From Me to You
Gabriel Collins

November 2025 – April 2026
Case Study
Portland, Oregon

There's a long tradition of the cowboy as emotional shorthand. Solitude, freedom, the ache of open distance. The work Laudrige Studio presents at Case Study Coffee takes that shorthand seriously, then pulls it apart across raw canvas, painted canvas, found-object assemblage, and twine-laced frames.

The unprimed canvas pieces state the thesis most directly. Teal silhouettes of bucking broncos and riders are painted onto natural canvas that hangs unstretched, its edges rough and unfinished. The surface still carries the residue of its former life as commodity infrastructure, the kind of material used for drop cloths, tarps, and shipping covers before anyone decided it was worth looking at. The western mythology arrives on a workhorse substrate. These aren't nostalgic images. They're images about nostalgia, rendered on a material that knows something about labor, utility, and the distance between function and meaning.

From there the work opens into abstraction, and the cowboys give way to feeling without figure. Large canvases move through desert-hour palettes. Sun-bleached pinks, burnt sienna, pale yellows that suggest late afternoon heat or the inside of a closed eyelid. The paint handling is physical and gestural, owing something to Abstract Expressionism's belief that the arm and the brush can carry emotional content without representation.

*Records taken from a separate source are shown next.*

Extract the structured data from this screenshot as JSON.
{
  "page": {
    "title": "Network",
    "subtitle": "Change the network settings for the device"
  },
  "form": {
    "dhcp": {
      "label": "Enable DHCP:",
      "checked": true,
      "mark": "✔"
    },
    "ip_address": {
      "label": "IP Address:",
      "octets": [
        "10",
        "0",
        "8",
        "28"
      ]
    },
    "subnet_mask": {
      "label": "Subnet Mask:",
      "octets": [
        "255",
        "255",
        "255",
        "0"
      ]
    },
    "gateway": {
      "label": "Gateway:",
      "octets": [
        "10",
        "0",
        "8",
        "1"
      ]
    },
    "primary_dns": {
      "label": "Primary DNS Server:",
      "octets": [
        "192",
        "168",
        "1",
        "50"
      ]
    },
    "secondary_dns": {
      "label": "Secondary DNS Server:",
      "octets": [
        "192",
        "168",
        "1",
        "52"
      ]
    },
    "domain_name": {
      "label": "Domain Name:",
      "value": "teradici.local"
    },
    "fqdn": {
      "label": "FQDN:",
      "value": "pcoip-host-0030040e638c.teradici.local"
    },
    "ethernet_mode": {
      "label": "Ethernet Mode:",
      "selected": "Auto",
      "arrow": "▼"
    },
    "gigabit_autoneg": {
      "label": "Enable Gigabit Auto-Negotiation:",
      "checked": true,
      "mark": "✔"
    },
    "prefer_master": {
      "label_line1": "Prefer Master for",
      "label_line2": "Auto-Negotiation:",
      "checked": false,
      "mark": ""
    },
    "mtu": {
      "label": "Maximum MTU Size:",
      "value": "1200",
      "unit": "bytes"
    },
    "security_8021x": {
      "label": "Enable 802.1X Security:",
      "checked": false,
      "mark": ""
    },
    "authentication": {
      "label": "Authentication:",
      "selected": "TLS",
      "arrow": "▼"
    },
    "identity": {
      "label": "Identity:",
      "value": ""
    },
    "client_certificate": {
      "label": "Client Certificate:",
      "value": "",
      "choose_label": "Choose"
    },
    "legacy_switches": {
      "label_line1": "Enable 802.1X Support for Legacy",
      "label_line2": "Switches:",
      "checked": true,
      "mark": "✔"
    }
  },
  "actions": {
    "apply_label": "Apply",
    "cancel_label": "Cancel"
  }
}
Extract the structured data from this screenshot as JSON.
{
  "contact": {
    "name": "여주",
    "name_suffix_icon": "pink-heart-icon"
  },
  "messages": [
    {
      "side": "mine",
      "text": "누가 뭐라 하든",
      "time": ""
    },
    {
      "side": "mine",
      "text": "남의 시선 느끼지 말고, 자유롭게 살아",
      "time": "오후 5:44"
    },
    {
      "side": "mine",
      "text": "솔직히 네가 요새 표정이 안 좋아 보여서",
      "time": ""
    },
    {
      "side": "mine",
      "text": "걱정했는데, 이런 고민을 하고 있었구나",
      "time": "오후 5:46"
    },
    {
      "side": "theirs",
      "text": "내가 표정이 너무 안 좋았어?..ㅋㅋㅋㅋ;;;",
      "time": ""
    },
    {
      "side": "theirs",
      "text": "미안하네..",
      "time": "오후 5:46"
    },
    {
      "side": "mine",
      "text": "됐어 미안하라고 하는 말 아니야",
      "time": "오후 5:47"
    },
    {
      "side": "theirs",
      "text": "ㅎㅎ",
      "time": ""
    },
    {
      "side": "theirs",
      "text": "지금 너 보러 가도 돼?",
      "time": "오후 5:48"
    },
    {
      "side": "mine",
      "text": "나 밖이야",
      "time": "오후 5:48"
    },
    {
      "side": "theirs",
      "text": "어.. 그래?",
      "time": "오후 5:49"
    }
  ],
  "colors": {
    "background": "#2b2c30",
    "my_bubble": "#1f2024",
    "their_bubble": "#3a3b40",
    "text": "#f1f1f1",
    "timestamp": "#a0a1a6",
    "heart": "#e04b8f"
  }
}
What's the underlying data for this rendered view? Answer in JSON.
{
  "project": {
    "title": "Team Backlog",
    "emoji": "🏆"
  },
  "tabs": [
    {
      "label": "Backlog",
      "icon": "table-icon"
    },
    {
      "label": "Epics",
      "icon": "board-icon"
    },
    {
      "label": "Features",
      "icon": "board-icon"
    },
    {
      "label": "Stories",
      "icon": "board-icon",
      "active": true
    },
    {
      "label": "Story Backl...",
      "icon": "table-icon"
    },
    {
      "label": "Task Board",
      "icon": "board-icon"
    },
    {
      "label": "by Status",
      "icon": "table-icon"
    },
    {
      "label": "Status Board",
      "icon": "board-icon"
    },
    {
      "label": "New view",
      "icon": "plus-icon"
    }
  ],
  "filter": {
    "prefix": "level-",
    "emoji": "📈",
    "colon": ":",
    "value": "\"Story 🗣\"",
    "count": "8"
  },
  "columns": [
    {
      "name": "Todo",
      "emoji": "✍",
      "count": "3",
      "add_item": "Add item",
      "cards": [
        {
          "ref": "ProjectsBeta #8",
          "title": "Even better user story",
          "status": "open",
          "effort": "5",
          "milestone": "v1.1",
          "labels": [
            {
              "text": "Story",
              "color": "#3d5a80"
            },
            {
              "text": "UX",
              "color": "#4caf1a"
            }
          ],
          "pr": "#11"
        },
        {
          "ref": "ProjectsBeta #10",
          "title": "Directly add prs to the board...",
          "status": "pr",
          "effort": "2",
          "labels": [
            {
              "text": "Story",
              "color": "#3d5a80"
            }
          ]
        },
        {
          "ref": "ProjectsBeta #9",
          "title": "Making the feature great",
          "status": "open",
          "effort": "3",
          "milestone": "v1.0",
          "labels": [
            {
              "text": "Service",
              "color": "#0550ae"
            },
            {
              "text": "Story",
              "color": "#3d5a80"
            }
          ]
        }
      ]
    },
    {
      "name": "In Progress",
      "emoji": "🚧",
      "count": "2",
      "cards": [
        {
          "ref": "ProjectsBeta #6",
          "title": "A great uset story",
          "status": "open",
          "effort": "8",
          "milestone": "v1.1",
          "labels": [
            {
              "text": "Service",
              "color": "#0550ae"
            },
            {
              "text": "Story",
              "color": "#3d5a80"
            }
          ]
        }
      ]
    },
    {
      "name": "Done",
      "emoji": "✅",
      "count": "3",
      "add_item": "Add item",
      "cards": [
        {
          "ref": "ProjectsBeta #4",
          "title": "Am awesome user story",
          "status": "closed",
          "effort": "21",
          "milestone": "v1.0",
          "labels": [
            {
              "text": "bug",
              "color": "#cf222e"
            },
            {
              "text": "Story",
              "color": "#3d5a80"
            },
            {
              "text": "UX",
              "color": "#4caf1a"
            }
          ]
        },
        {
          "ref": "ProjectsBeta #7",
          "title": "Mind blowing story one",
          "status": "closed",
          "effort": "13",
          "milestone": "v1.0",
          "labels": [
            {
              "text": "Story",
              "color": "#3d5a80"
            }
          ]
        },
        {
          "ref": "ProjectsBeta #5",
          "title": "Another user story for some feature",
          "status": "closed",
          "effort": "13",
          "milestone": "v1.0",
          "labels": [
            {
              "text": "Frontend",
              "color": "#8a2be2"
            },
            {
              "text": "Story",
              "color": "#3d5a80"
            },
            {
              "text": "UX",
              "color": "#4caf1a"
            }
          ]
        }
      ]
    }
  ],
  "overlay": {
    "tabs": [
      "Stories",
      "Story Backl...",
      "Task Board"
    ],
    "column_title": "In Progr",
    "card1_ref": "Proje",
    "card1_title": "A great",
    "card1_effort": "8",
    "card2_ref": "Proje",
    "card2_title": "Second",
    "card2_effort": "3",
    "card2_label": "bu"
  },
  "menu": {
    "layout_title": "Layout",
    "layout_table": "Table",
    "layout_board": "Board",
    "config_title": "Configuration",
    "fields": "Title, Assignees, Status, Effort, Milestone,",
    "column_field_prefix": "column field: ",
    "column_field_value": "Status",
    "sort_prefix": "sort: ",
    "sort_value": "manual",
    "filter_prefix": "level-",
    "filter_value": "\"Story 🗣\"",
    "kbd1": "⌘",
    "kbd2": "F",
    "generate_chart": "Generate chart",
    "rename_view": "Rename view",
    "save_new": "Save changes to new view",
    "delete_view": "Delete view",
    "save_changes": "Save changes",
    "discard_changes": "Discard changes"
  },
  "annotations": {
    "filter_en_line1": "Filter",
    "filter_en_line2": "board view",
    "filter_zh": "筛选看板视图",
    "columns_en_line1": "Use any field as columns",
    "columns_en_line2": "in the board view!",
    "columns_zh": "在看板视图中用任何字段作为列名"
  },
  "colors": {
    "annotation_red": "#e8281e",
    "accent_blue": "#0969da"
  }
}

The assemblage works, signed "Collins," push into three dimensions. Corrugated cardboard strips, painted wooden discs, and small found objects are embedded in dense, layered surfaces and housed in dark wood frames. They carry the density of a collected life. Part circuit board, part landscape, part face emerging from accumulated material. If the paintings are about emotions moving through open space, these pieces are about emotions accumulating in confined ones.

The string-laced works are the quietest presence. Canvas is stretched across rough wooden frames with visible twine gridded across the surface, coral and cream pigment barely surfacing beneath. They read as something held together under tension, the most exposed and vulnerable objects in the show.

Installed salon-style above communal tables and tucked behind the espresso bar, the work lives inside the ambient noise of a working coffee shop. Laptops, conversation, the hiss of steam. It's a fitting context for pieces that are themselves about interrupted transmission, scattered signals, and the hope that something lands.